Oireachtas Joint and Select Committees

Thursday, 3 February 2022

Joint Oireachtas Committee on Disability Matters

Equality and Non-Discrimination: Discussion

Ms Finola Cassidy:

I thank the Senator for her question. We would particularly like to raise the issue of what we call the "unacknowledged" thalidomide survivors. I will explain. The drug thalidomide was sold in Ireland, for example, in 1961. Thalidomide is the ingredient in the drug that causes the damage. Here it was sold under various trade names. There were about ten. One was packaged under the brand name Softenon. In 1961, 51,000 packages of that drug were sold here in that year alone. As I said, there were other forms of the drug in syrups, perhaps for a baby's soother to help with teething or for nerves. A man could take it. It was specifically the crossing of the placental barrier that caused the damage. To give more detail, the specific days of the pregnancy on which the drug was taken caused specific damage. For example, my mother probably took it on day 22 and day 23 and the arms were affected, as were my ears and there was the internal damage. It depended on what you took. That is why I was saying if somebody took it very regularly, they were one of those 90,000, sadly, who probably miscarried.

In the 1970s, when it was eventually agreed thalidomide was the cause of all these disabilities - and that was a long haul from birth to around 12 years of age - the State advertised and asked if children wanted to come forward. It brought some experts from Germany and they set up the Irish Thalidomide Medical Board. To this day, we are not sure how many people could have been affected in Ireland because there was a report undertaken, dictated by the Department of Health, around 1963 to look back at birth defects in Ireland. It was done by a lady called Dr. Victoria Coffey and never published, so we cannot be sure of the numbers. When we were 12 years of age people came forward. We know from Government records that more than 100 children came forward. These experts decided that 32 were recognised as thalidomide survivors. However, in the intervening years, there has been huge medical investigation into the drug thalidomide, especially because it has some good qualities. Members may have heard of its use in cancer treatment. Medical knowledge of the working of thalidomide has improved in leaps and bounds. We can now categorically say, and it is evidence-based, that there are other issues related to thalidomide that were just not picked up in the 1960s.

The medical board in the 1960s had the knowledge it knew then and disregarded many of the applicants because it was dealing in that knowledge at that time. We know that for a fact because our unacknowledged survivors have been examined by world experts and told categorically that they are thalidomide survivors. The committee could help us with something we need by explaining to the Government that there is new medical evidence and it would only be reasonable to allow those whom we call our members who are unacknowledged to come forward for a better and newer evaluation.

There are more records in Britain. Here, sadly, when we were 12 our parents had to show evidential proof to that committee that our mothers had taken thalidomide. I have sworn affidavits from the prescribing GP to my mother and the administration chemist down in Cork. All of this evidential proof had to be shown to the committee. How many people had the packet of a tablet 12 years after the event, especially when nobody was joining the dots to know that thalidomide was the cause of the damage at the time of the birth? That was not a fair criterion to have put on them.

I have spoken to a few people in the UK about how mothers felt enormous guilt about taking this drug. In some cases, they never admitted that they took it. We know of cases where, on their deathbed, mothers broke down and apologised. It was the first the survivors knew of their disability being caused by thalidomide.
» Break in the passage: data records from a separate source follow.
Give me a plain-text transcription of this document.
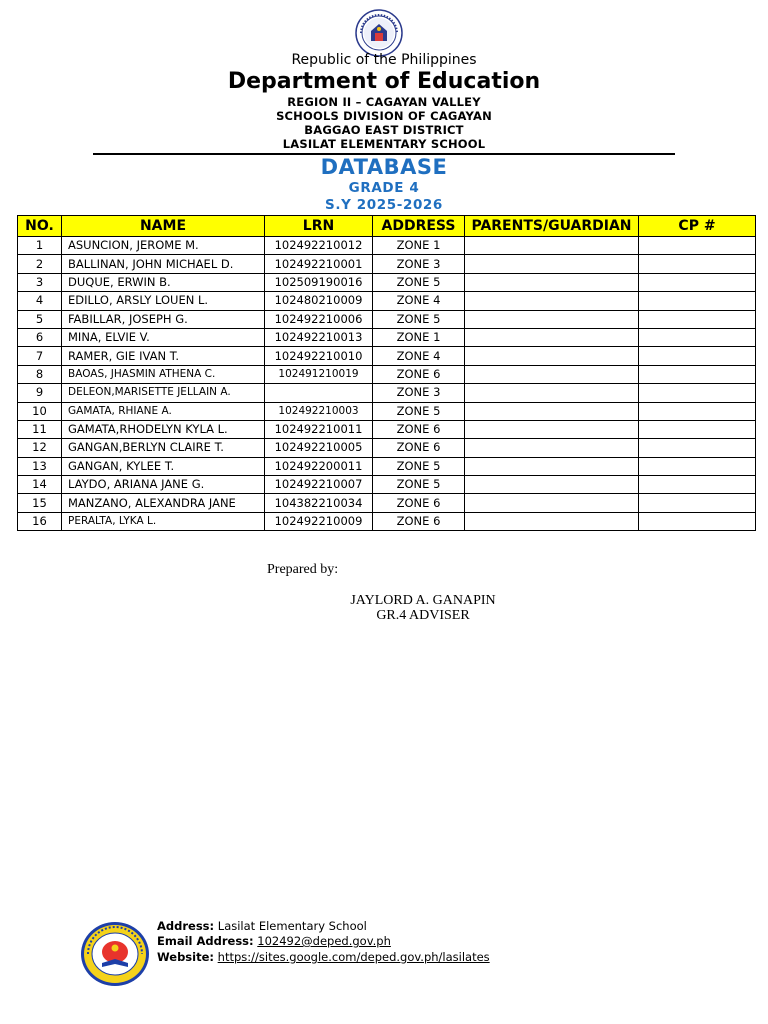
Republic of the Philippines
Department of Education
REGION II – CAGAYAN VALLEY
SCHOOLS DIVISION OF CAGAYAN
BAGGAO EAST DISTRICT
LASILAT ELEMENTARY SCHOOL
DATABASE
GRADE 4
S.Y 2025-2026
NO.	NAME	LRN	ADDRESS	PARENTS/GUARDIAN	CP #
1	ASUNCION, JEROME M.	102492210012	ZONE 1		
2	BALLINAN, JOHN MICHAEL D.	102492210001	ZONE 3		
3	DUQUE, ERWIN B.	102509190016	ZONE 5		
4	EDILLO, ARSLY LOUEN L.	102480210009	ZONE 4		
5	FABILLAR, JOSEPH G.	102492210006	ZONE 5		
6	MINA, ELVIE V.	102492210013	ZONE 1		
7	RAMER, GIE IVAN T.	102492210010	ZONE 4		
8	BAOAS, JHASMIN ATHENA C.	102491210019	ZONE 6		
9	DELEON,MARISETTE JELLAIN A.		ZONE 3		
10	GAMATA, RHIANE A.	102492210003	ZONE 5		
11	GAMATA,RHODELYN KYLA L.	102492210011	ZONE 6		
12	GANGAN,BERLYN CLAIRE T.	102492210005	ZONE 6		
13	GANGAN, KYLEE T.	102492200011	ZONE 5		
14	LAYDO, ARIANA JANE G.	102492210007	ZONE 5		
15	MANZANO, ALEXANDRA JANE	104382210034	ZONE 6		
16	PERALTA, LYKA L.	102492210009	ZONE 6		
Prepared by:
JAYLORD A. GANAPIN
GR.4 ADVISER
Address: Lasilat Elementary School
Email Address: 102492@deped.gov.ph
Website: https://sites.google.com/deped.gov.ph/lasilates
For all of those reasons, it is only timely, 60 years later, to correct all those errors and allow these unacknowledged survivors to have a fair assessment using modern medical knowledge.

The State, through Dáil questions and answers, regularly says it is open for all unacknowledged survivors to go to Germany to be assessed and the State will automatically accept those assessments. However, I must stress an important point because we cannot seem to get it across to the Department of Health. We now know that the criteria the Germans use in their assessments of thalidomide survivors are still very much based in that time of the 1960s criteria. Those criteria have not moved with the times and do not embrace the more modern knowledge. It is very important that we stress that the Department of Health cannot continue to suggest unacknowledged survivors go to the special Contergan Foundation in Germany for assessment. We know it is flawed and it would only add insult to injury if the Department kept stressing that this was the mechanism open to the unacknowledged. I hope that gives the Deputy some idea of the answer.